Two common approaches for CO₂ hydrogenation to long chain hydrocarbons (CO₂-to-HCs) are modified Fischer-Tropsch synthesis and methanol-mediated pathways, both of which combine multifunctional catalysts to achieve hydrocarbon (HC) synthesis via oxygenate intermediates, including CO and methanol (MeOH), respectively. The methanol-mediated pathway provides better controlled of the HC distribution in the product slates via methanol-to-hydrocarbon (MTH) chemistry by selecting the zeolite component and reaction conditions. An important challenge for further development of CO₂-to-HCs processes via the methanol-mediated pathway is the mismatch between reaction conditions of MeOH synthesis and MTH, where MeOH synthesis is thermodynamically favorable at low temperatures and commonly performed in the 200 – 250 °C range, while higher temperatures (> 300 °C) are typically used for MTH reactions.

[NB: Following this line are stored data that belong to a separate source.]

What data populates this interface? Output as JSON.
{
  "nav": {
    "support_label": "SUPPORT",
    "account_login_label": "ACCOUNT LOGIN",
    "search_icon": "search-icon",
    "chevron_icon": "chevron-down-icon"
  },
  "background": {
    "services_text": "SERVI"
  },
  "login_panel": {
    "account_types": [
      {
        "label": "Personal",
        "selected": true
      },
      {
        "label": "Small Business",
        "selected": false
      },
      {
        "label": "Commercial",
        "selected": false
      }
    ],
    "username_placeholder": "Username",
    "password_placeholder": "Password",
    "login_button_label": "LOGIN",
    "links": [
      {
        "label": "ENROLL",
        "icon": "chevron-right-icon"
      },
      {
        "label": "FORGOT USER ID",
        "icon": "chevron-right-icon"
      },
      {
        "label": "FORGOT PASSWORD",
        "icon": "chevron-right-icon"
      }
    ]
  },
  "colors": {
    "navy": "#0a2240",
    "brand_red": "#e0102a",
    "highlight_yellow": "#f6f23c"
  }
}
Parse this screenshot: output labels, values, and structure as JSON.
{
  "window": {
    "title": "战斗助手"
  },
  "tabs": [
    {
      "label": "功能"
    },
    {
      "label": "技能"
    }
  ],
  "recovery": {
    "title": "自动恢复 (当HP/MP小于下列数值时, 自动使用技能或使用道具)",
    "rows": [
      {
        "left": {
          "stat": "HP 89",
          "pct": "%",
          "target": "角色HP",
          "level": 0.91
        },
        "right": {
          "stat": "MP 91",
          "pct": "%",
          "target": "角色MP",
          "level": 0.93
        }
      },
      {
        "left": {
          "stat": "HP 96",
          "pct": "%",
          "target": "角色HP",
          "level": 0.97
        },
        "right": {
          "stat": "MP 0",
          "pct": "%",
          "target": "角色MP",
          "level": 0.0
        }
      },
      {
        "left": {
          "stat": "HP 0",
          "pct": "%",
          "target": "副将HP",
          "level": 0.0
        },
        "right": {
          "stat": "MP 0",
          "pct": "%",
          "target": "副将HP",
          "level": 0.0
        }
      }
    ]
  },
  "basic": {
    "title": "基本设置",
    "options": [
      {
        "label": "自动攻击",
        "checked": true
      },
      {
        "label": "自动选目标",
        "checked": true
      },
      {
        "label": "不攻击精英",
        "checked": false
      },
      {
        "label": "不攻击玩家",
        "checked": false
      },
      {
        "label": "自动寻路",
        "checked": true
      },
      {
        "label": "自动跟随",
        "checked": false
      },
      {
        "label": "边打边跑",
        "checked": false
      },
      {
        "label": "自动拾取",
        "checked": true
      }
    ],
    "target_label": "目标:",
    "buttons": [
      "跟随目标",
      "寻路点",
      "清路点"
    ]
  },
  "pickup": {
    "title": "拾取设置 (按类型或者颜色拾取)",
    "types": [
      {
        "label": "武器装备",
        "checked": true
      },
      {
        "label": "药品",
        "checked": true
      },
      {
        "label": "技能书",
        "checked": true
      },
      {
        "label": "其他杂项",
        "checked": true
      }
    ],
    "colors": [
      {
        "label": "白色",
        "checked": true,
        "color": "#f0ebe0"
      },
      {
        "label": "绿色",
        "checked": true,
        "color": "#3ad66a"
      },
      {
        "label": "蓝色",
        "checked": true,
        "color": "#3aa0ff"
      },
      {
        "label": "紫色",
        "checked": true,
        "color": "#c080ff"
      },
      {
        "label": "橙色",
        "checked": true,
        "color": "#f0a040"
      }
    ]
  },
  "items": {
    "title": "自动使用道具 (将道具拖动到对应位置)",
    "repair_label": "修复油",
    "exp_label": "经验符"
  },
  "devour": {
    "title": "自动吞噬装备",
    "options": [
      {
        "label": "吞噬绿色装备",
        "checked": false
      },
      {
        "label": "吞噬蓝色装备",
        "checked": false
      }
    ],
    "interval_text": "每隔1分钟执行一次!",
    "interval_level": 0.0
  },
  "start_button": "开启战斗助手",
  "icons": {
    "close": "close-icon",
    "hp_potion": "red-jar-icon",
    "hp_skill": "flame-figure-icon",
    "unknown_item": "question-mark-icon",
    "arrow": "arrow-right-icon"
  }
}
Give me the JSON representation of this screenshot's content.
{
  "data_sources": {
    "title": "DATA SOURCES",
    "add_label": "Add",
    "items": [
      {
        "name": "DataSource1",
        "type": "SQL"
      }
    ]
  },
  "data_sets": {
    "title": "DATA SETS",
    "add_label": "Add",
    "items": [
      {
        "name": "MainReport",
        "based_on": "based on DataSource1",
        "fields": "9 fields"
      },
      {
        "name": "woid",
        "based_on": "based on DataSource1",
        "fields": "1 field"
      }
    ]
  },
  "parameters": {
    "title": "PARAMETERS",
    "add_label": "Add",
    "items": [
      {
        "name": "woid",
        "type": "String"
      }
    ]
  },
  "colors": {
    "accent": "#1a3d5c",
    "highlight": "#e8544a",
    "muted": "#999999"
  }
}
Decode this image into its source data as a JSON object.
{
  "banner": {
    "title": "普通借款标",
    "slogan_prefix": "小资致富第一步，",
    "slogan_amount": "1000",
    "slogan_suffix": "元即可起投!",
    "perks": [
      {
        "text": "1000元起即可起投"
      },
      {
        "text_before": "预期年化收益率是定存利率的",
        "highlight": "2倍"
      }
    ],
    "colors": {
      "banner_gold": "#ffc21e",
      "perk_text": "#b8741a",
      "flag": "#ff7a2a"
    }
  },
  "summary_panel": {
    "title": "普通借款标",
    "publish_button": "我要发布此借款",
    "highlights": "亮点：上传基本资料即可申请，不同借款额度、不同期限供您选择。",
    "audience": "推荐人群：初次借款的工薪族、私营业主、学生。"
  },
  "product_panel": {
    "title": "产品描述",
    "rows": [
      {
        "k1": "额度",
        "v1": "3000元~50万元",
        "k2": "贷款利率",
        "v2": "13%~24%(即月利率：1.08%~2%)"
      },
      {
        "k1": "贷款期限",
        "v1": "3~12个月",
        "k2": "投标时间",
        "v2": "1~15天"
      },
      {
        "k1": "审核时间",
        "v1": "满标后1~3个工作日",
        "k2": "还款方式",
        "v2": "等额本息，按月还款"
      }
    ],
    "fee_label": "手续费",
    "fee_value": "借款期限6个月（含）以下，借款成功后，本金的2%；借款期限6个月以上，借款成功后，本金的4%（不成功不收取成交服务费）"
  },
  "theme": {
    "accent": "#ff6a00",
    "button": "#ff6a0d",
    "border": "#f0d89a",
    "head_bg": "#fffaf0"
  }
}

In this study, hydrogenation of CO­₂ to HCs using a composite catalyst system in a single reactor under mild reaction conditions was investigated, by combining MeOH synthesis, MeOH dehydration and dimethyl ether homologation catalysts. This combination alleviates the mismatch in operating conditions of various reactions and provide opportunity to integrate these processes into a single reactor. High selectivity to isoparaffins, which are versatile precursors to sustainable aviation fuels, was achieved. The use of Cu/BEA significantly improved both the conversion of oxygenates and the HC yield compared to HBEA by facilitating H-incorporation in the C-chain growth during the homologation reaction. A study of catalyst composition and reaction conditions revealed that nearly complete conversion of oxygenates was achieved using a stacked-bed configuration, providing high C-selectivity to C₄₊ HCs (34.1% among all products and 95.5% in products excluding CO). The ability to completely convert oxygenates to HCs and achieve high CO-free selectivity to desired HC products is unprecedented in CO₂-to-HC reports, and advantageous for downstream separation, as CO can be easily separated and recycled to improve overall HC production in an integrated process.